Andrenaline Katarsis merupakan penulis dan bagian dari penerbit Katarsis Book. Lewat blog bernama catatangsamping ia membagikan catatan harian dan sejarah mengenai Bandung dan sekitarnya. Lelaki yang memiliki nama lengkap Andrias Arifin ini sudah menerbitkan buku karangannya sendiri sekira ada tiga judul buku. Dan buku Museum Kenangan ini merupakan buku ketiganya.
Buku ini memuat kurang lebih sekitar 13 cerita dengan jumlah halaman 200 berukuran 12 x 18 centimeter. Sampul gambar buku memperlihatkan seorang anak kecil memegang stick playstation menerbangkan buku seperti layang-layang dan burung-burung pun beterbangan.
Visual dari sampul tersebut menyiratkan bagaimana buku menjadi sebuah monumen. Sebelum itu, mari membuka lembar pertama dan menjelajahi museum dengan tenang.
Baca Juga: RESENSI BUKU: Bersimpuh di Ujung Perjalanan
RESENSI BUKU: “Ngejah†Surat-surat Haji Hasan Mustapa untuk Snouck Hurgronje
RESENSI BUKU: Johnny Mushroom Mencari Arti Kehidupan dari Urban Terpinggirkan
Membagikan Kenangan Mencintai Buku Melalui Buku.
Kenangan pertama kali jatuh cinta pada sebuah benda bernama buku dibagikan dengan begitu telanjang oleh Andrie, panggilan akrab Andrias Arifin, pada Museum Kenangan. Tentunya, sebelum Andrie ada beberapa penulis lain yang menulis dengan tema serupa, yang populer adalah novel Markus Susan berjudul The Book Thief (2013) yang sudah dialih wahanakan menjadi film yang menceritakan seorang anak perempuan menemukan buku di samping makam saudaranya.
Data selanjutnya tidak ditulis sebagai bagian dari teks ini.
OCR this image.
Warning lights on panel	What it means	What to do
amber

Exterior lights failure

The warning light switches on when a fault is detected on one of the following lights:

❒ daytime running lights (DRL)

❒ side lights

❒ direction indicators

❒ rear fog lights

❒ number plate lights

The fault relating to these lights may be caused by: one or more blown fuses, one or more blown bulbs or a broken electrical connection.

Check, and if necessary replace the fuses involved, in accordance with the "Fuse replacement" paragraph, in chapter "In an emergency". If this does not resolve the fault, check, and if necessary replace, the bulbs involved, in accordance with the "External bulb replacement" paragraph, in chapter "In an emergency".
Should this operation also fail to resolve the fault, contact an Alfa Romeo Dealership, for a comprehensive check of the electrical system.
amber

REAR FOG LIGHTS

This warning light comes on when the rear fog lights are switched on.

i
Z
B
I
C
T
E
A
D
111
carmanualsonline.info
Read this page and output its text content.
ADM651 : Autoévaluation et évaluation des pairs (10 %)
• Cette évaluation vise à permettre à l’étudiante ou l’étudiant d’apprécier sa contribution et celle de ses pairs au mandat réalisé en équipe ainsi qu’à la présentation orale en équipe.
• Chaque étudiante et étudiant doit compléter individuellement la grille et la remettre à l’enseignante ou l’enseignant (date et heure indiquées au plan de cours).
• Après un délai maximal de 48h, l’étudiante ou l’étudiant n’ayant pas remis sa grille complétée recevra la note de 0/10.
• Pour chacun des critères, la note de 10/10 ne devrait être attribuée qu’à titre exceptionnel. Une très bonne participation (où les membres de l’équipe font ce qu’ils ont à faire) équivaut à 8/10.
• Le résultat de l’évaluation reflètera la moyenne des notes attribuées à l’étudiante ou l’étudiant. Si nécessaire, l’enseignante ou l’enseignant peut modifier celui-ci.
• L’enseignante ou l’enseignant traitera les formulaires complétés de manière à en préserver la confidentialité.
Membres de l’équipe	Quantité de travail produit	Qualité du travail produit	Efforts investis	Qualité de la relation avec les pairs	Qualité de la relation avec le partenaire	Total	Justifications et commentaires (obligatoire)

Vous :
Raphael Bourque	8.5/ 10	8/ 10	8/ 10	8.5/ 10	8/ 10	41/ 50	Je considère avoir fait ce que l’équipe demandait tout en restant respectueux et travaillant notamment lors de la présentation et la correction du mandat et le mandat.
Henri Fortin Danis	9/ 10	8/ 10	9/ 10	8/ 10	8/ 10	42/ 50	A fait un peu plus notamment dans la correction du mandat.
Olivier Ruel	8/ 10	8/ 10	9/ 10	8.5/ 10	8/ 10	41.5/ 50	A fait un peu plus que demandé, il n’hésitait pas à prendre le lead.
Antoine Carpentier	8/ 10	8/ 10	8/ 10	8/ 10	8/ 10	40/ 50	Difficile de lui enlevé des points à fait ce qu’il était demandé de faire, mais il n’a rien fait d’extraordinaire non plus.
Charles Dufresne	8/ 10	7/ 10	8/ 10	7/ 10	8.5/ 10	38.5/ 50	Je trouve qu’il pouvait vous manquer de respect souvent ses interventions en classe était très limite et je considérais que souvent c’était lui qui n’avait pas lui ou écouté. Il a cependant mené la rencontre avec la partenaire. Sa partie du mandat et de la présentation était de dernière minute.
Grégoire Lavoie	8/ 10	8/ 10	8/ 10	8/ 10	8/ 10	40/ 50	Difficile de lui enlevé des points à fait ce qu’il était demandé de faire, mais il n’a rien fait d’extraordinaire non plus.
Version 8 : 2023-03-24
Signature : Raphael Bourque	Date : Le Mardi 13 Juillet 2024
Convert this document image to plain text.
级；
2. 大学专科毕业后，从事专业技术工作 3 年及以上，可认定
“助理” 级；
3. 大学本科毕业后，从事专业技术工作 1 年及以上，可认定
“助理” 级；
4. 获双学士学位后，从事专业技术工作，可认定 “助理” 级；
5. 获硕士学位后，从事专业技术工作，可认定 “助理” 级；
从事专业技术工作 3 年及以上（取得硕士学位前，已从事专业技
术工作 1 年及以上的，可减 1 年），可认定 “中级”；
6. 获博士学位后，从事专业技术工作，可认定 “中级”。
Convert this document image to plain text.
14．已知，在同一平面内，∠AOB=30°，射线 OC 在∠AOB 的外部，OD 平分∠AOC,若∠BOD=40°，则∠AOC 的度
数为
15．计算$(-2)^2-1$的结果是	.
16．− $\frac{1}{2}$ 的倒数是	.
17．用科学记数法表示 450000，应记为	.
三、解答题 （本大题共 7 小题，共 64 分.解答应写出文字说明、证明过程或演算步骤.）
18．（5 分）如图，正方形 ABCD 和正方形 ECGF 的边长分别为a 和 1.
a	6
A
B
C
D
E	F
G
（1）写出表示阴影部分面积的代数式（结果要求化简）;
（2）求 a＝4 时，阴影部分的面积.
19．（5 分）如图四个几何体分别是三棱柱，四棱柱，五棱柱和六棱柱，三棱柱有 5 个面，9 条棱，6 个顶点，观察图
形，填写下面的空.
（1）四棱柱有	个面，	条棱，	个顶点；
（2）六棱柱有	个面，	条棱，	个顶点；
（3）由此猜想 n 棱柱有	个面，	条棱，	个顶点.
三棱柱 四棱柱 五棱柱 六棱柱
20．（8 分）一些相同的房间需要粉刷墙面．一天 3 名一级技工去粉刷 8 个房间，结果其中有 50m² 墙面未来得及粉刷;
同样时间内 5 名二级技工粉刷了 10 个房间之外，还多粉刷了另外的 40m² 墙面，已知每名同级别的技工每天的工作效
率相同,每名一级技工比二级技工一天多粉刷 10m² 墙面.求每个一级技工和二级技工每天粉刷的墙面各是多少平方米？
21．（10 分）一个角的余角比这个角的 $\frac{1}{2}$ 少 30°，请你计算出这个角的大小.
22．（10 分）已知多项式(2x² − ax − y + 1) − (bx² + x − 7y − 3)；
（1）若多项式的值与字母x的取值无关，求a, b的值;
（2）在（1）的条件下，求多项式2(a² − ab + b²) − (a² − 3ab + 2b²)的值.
Lalu bagaimana dengan Andrie?
Andrie menceritakan sosok "aku" yang mulai tumbuh membaca, mengenal buku, filsuf, dan aktivis mahasiswa "kiri" yang gagal dalam bercinta, serta merebut dunia tapi tidak dengan membaca buku. Ia berkali-kali jatuh cinta, berkali-kali bisa melupakan rasa sakit, berkali-kali mencoba merebut dunia, dan terjadilah karnaval kesedihan.
Pertama kali, sosok "aku" ini tertarik membaca buku dikenalkan oleh seorang senior kampus yang sama-sama waktu itu kuliah kerja lapangan (KKL) di Kampus Bahasa. Lelaki yang kemudian kita tahu namanya Ricky Manik mempengaruhi sang "aku" menjadi manusia yang mencintai buku.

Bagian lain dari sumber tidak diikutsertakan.